Exports the entire vector database (embeddings, metadata, index) to standard formats (JSON, CSV) for backup, analysis, or migration. Imports vectors from external sources in multiple formats. Supports format conversion between JSON, CSV, and other serialization formats without losing data.
Unique: Supports multiple export/import formats (JSON, CSV) with automatic format detection, enabling interoperability with other tools and databases. No proprietary format lock-in.
vs alternatives: More portable than database-specific export formats, but less efficient than binary dumps. Suitable for small-to-medium datasets.
Implements BM25 (Okapi BM25) lexical search algorithm for keyword-based retrieval, then combines BM25 scores with vector similarity scores using configurable weighting to produce hybrid rankings. Tokenizes text fields during indexing and performs term frequency analysis at query time. Allows tuning the balance between semantic and lexical relevance.
Unique: Combines BM25 and vector similarity in a single ranking framework with configurable weighting, avoiding the need for separate lexical and semantic search pipelines. Implements BM25 from scratch rather than wrapping an external library.
vs alternatives: Simpler than Elasticsearch for hybrid search but lacks advanced features like phrase queries, stemming, and distributed indexing. Better integrated with vector search than bolting BM25 onto a pure vector database.
Supports filtering search results using a Pinecone-compatible query syntax that allows boolean combinations of metadata predicates (equality, comparison, range, set membership). Evaluates filter expressions against metadata objects during search, returning only vectors that satisfy the filter constraints. Supports nested metadata structures and multiple filter operators.
Unique: Implements Pinecone's filter syntax natively without requiring a separate query language parser, enabling drop-in compatibility for applications already using Pinecone. Filters are evaluated in-memory against metadata objects.
vs alternatives: More compatible with Pinecone workflows than generic vector databases, but lacks the performance optimizations of Pinecone's server-side filtering and index-accelerated predicates.
Integrates with multiple embedding providers (OpenAI, Azure OpenAI, local transformer models via Transformers.js) to generate vector embeddings from text. Abstracts provider differences behind a unified interface, allowing users to swap providers without changing application code. Handles API authentication, rate limiting, and batch processing for efficiency.

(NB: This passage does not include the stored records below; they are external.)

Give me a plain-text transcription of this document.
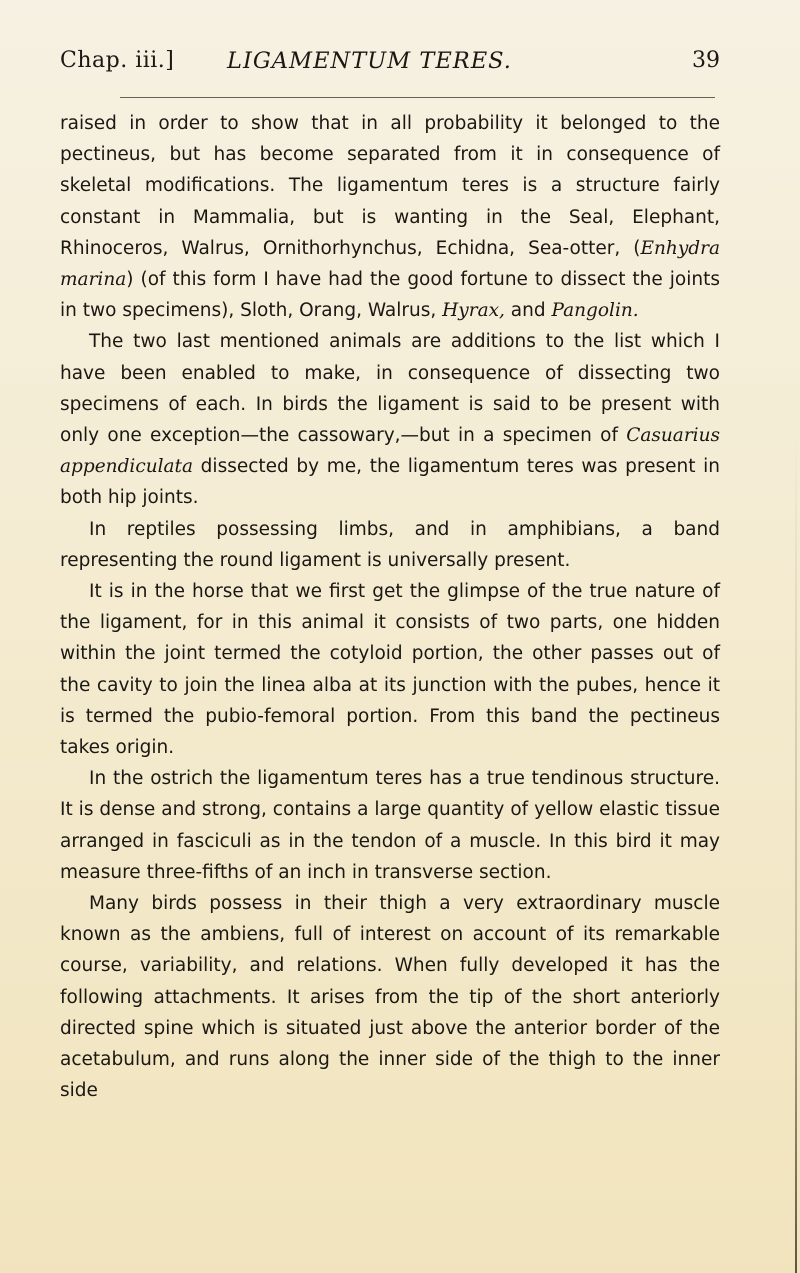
Chap. iii.] LIGAMENTUM TERES.	39

raised in order to show that in all probability it belonged to the pectineus, but has become separated from it in consequence of skeletal modifications. The ligamentum teres is a structure fairly constant in Mammalia, but is wanting in the Seal, Elephant, Rhinoceros, Walrus, Ornithorhynchus, Echidna, Sea-otter, (Enhydra marina) (of this form I have had the good fortune to dissect the joints in two specimens), Sloth, Orang, Walrus, Hyrax, and Pangolin.

The two last mentioned animals are additions to the list which I have been enabled to make, in consequence of dissecting two specimens of each. In birds the ligament is said to be present with only one exception—the cassowary,—but in a specimen of Casuarius appendiculata dissected by me, the ligamentum teres was present in both hip joints.

In reptiles possessing limbs, and in amphibians, a band representing the round ligament is universally present.

It is in the horse that we first get the glimpse of the true nature of the ligament, for in this animal it consists of two parts, one hidden within the joint termed the cotyloid portion, the other passes out of the cavity to join the linea alba at its junction with the pubes, hence it is termed the pubio-femoral portion. From this band the pectineus takes origin.

In the ostrich the ligamentum teres has a true tendinous structure. It is dense and strong, contains a large quantity of yellow elastic tissue arranged in fasciculi as in the tendon of a muscle. In this bird it may measure three-fifths of an inch in transverse section.

Many birds possess in their thigh a very extraordinary muscle known as the ambiens, full of interest on account of its remarkable course, variability, and relations. When fully developed it has the following attachments. It arises from the tip of the short anteriorly directed spine which is situated just above the anterior border of the acetabulum, and runs along the inner side of the thigh to the inner side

Unique: Provides a unified embedding interface supporting both cloud APIs and local transformer models, allowing users to choose between cost/privacy trade-offs without code changes. Uses Transformers.js for browser-compatible local embeddings.
vs alternatives: More flexible than single-provider solutions like LangChain's OpenAI embeddings, but less comprehensive than full embedding orchestration platforms. Local embedding support is unique for a lightweight vector database.
Runs entirely in the browser using IndexedDB for persistent storage, enabling client-side vector search without a backend server. Synchronizes in-memory index with IndexedDB on updates, allowing offline search and reducing server load. Supports the same API as the Node.js version for code reuse across environments.
Unique: Provides a unified API across Node.js and browser environments using IndexedDB for persistence, enabling code sharing and offline-first architectures. Avoids the complexity of syncing client-side and server-side indices.
vs alternatives: Simpler than building separate client and server vector search implementations, but limited by browser storage quotas and IndexedDB performance compared to server-side databases.